From Beliefnet
In "Flannery O'Connor: Hermit Novelist," Richard Giannone, who teaches English at Fordham University, places O'Connor's spiritual and theological perspective alongside the ancient ascetic traditions of the fourth, fifth, and sixth century Egyptian desert. This approach, though carried out in rather academic prose, illuminates O'Connor's bleak world and makes "Hermit Novelist" a very useful book....

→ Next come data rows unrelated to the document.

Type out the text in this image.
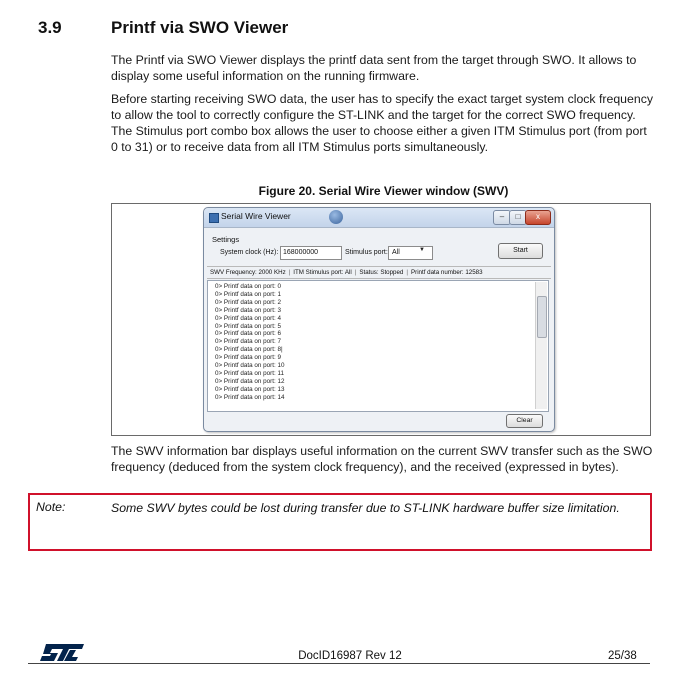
3.9	Printf via SWO Viewer
The Printf via SWO Viewer displays the printf data sent from the target through SWO. It allows to display some useful information on the running firmware.
Before starting receiving SWO data, the user has to specify the exact target system clock frequency to allow the tool to correctly configure the ST-LINK and the target for the correct SWO frequency. The Stimulus port combo box allows the user to choose either a given ITM Stimulus port (from port 0 to 31) or to receive data from all ITM Stimulus ports simultaneously.
Figure 20. Serial Wire Viewer window (SWV)
Serial Wire Viewer	–	□	x
Settings
System clock (Hz): 168000000	Stimulus port: All	▼	Start
SWV Frequency: 2000 KHz | ITM Stimulus port: All | Status: Stopped | Printf data number: 12583
0> Printf data on port: 0
0> Printf data on port: 1
0> Printf data on port: 2
0> Printf data on port: 3
0> Printf data on port: 4
0> Printf data on port: 5
0> Printf data on port: 6
0> Printf data on port: 7
0> Printf data on port: 8|
0> Printf data on port: 9
0> Printf data on port: 10
0> Printf data on port: 11
0> Printf data on port: 12
0> Printf data on port: 13
0> Printf data on port: 14
Clear
The SWV information bar displays useful information on the current SWV transfer such as the SWO frequency (deduced from the system clock frequency), and the received (expressed in bytes).
Note:	Some SWV bytes could be lost during transfer due to ST-LINK hardware buffer size limitation.
DocID16987 Rev 12	25/38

By drawing on what O'Connor says, both explicitly and implicitly, about her serious reading of the early monastic Christian ascetic movement, Giannone makes sense of both of these difficulties. O'Connor, Giannone says, employs a "poetics of solitude." The reader is meant to understand that the solitary emotional and moral wasteland in which O'Connor's characters find themselves is the modern equivalent of the desert in which the ancient Christian solitary sought God. As was true for the early Christian teachers, O'Connor's modern parched and hungry "Abbas and Ammas" also seek God without benefit of the luxuries, comforts, and the easy and callous self-deceptions of the self-serving, loveless civilization they emphatically critique. As solitaries, they struggle, as do the monks, against the temptations and illusions of the devil and of their own pride-filled wills, which, in the words of the desert father Abba Poemen, "have become the demons" for them.